1963 Vietnam Withdrawal Plans
President Kennedy meeting with Secretary of Defense McNamara and General Taylor in October 1963 after their fact-finding mission to Vietnam.
Was there a Vietnam withdrawal plan in 1963? The answer is yes. What is at issue is not whether such plans had been created and initiated, but whether they were “serious,” i.e., whether the withdrawal would have continued in the face of a worsening situation in South Vietnam.
On October 11, 1963, Kennedy signed NSAM 263, initiating a withdrawal of 1,000 troops out of roughly 16,000 Americans stationed in Vietnam. Other documents, including planning documents from the spring of 1963, show that this was the first step in a planned complete withdrawal.
The controversy surrounds the fact that military reporting of the war effort in 1963 was decidedly rosy, and Kennedy made statements indicating that the positive outlook made withdrawal possible. Following the November deaths of South Vietnamese leader Ngo Dinh Diem and President Kennedy, reporting of the military situation in Vietnam took a turn for the worse. Does this then mean that Kennedy would have done as his successor LBJ did, and escalate the war in response?

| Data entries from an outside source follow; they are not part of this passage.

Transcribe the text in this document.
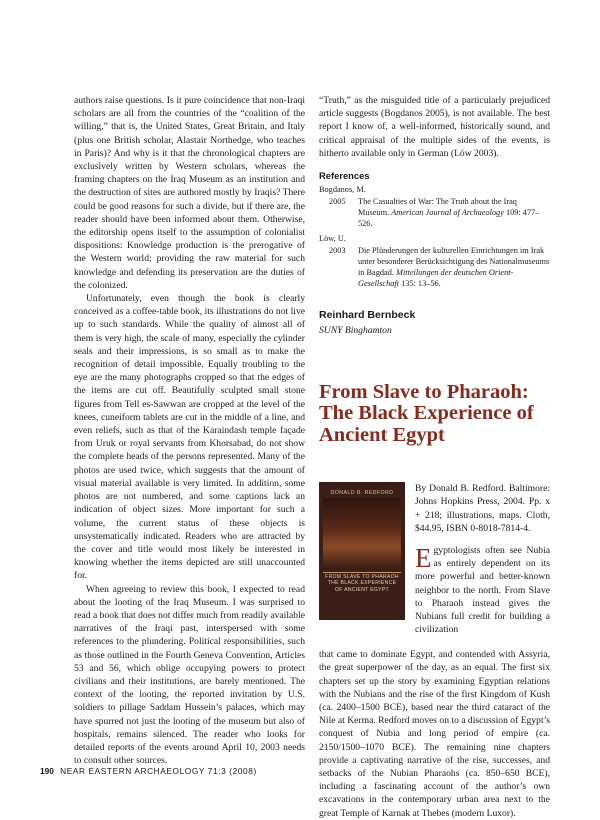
authors raise questions. Is it pure coincidence that non-Iraqi scholars are all from the countries of the “coalition of the willing,” that is, the United States, Great Britain, and Italy (plus one British scholar, Alastair Northedge, who teaches in Paris)? And why is it that the chronological chapters are exclusively written by Western scholars, whereas the framing chapters on the Iraq Museum as an institution and the destruction of sites are authored mostly by Iraqis? There could be good reasons for such a divide, but if there are, the reader should have been informed about them. Otherwise, the editorship opens itself to the assumption of colonialist dispositions: Knowledge production is the prerogative of the Western world; providing the raw material for such knowledge and defending its preservation are the duties of the colonized.

Unfortunately, even though the book is clearly conceived as a coffee-table book, its illustrations do not live up to such standards. While the quality of almost all of them is very high, the scale of many, especially the cylinder seals and their impressions, is so small as to make the recognition of detail impossible. Equally troubling to the eye are the many photographs cropped so that the edges of the items are cut off. Beautifully sculpted small stone figures from Tell es-Sawwan are cropped at the level of the knees, cuneiform tablets are cut in the middle of a line, and even reliefs, such as that of the Karaindash temple façade from Uruk or royal servants from Khorsabad, do not show the complete heads of the persons represented. Many of the photos are used twice, which suggests that the amount of visual material available is very limited. In addition, some photos are not numbered, and some captions lack an indication of object sizes. More important for such a volume, the current status of these objects is unsystematically indicated. Readers who are attracted by the cover and title would most likely be interested in knowing whether the items depicted are still unaccounted for.

When agreeing to review this book, I expected to read about the looting of the Iraq Museum. I was surprised to read a book that does not differ much from readily available narratives of the Iraqi past, interspersed with some references to the plundering. Political responsibilities, such as those outlined in the Fourth Geneva Convention, Articles 53 and 56, which oblige occupying powers to protect civilians and their institutions, are barely mentioned. The context of the looting, the reported invitation by U.S. soldiers to pillage Saddam Hussein’s palaces, which may have spurred not just the looting of the museum but also of hospitals, remains silenced. The reader who looks for detailed reports of the events around April 10, 2003 needs to consult other sources.

“Truth,” as the misguided title of a particularly prejudiced article suggests (Bogdanos 2005), is not available. The best report I know of, a well-informed, historically sound, and critical appraisal of the multiple sides of the events, is hitherto available only in German (Löw 2003).

References
Bogdanos, M.
2005	The Casualties of War: The Truth about the Iraq Museum. American Journal of Archaeology 109: 477–526.
Löw, U.
2003	Die Plünderungen der kulturellen Einrichtungen im Irak unter besonderer Berücksichtigung des Nationalmuseums in Bagdad. Mitteilungen der deutschen Orient-Gesellschaft 135: 13–56.
Reinhard Bernbeck
SUNY Binghamton
From Slave to Pharaoh:
The Black Experience of
Ancient Egypt
DONALD B. REDFORD
FROM SLAVE TO PHARAOH
THE BLACK EXPERIENCE
OF ANCIENT EGYPT
By Donald B. Redford. Baltimore: Johns Hopkins Press, 2004. Pp. x + 218; illustrations, maps. Cloth, $44.95, ISBN 0-8018-7814-4.
Egyptologists often see Nubia as entirely dependent on its more powerful and better-known neighbor to the north. From Slave to Pharaoh instead gives the Nubians full credit for building a civilization
that came to dominate Egypt, and contended with Assyria, the great superpower of the day, as an equal. The first six chapters set up the story by examining Egyptian relations with the Nubians and the rise of the first Kingdom of Kush (ca. 2400–1500 BCE), based near the third cataract of the Nile at Kerma. Redford moves on to a discussion of Egypt’s conquest of Nubia and long period of empire (ca. 2150/1500–1070 BCE). The remaining nine chapters provide a captivating narrative of the rise, successes, and setbacks of the Nubian Pharaohs (ca. 850–650 BCE), including a fascinating account of the author’s own excavations in the contemporary urban area next to the great Temple of Karnak at Thebes (modern Luxor).
190 NEAR EASTERN ARCHAEOLOGY 71:3 (2008)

John Newman’s landmark 1991 book JFK & Vietnam argues that Kennedy knew that the military reporting was skewed, and intended to withdraw anyway. Other analyses by Peter Dale Scott and James Galbraith (son of Kennedy advisor John Kenneth Galbraith), and recent books including one by no less than Robert McNamara himself, support this view. On the other side are many Vietnam historians and also social critic Noam Chomsky, whose Rethinking Camelot is largely a rebuttal of this view.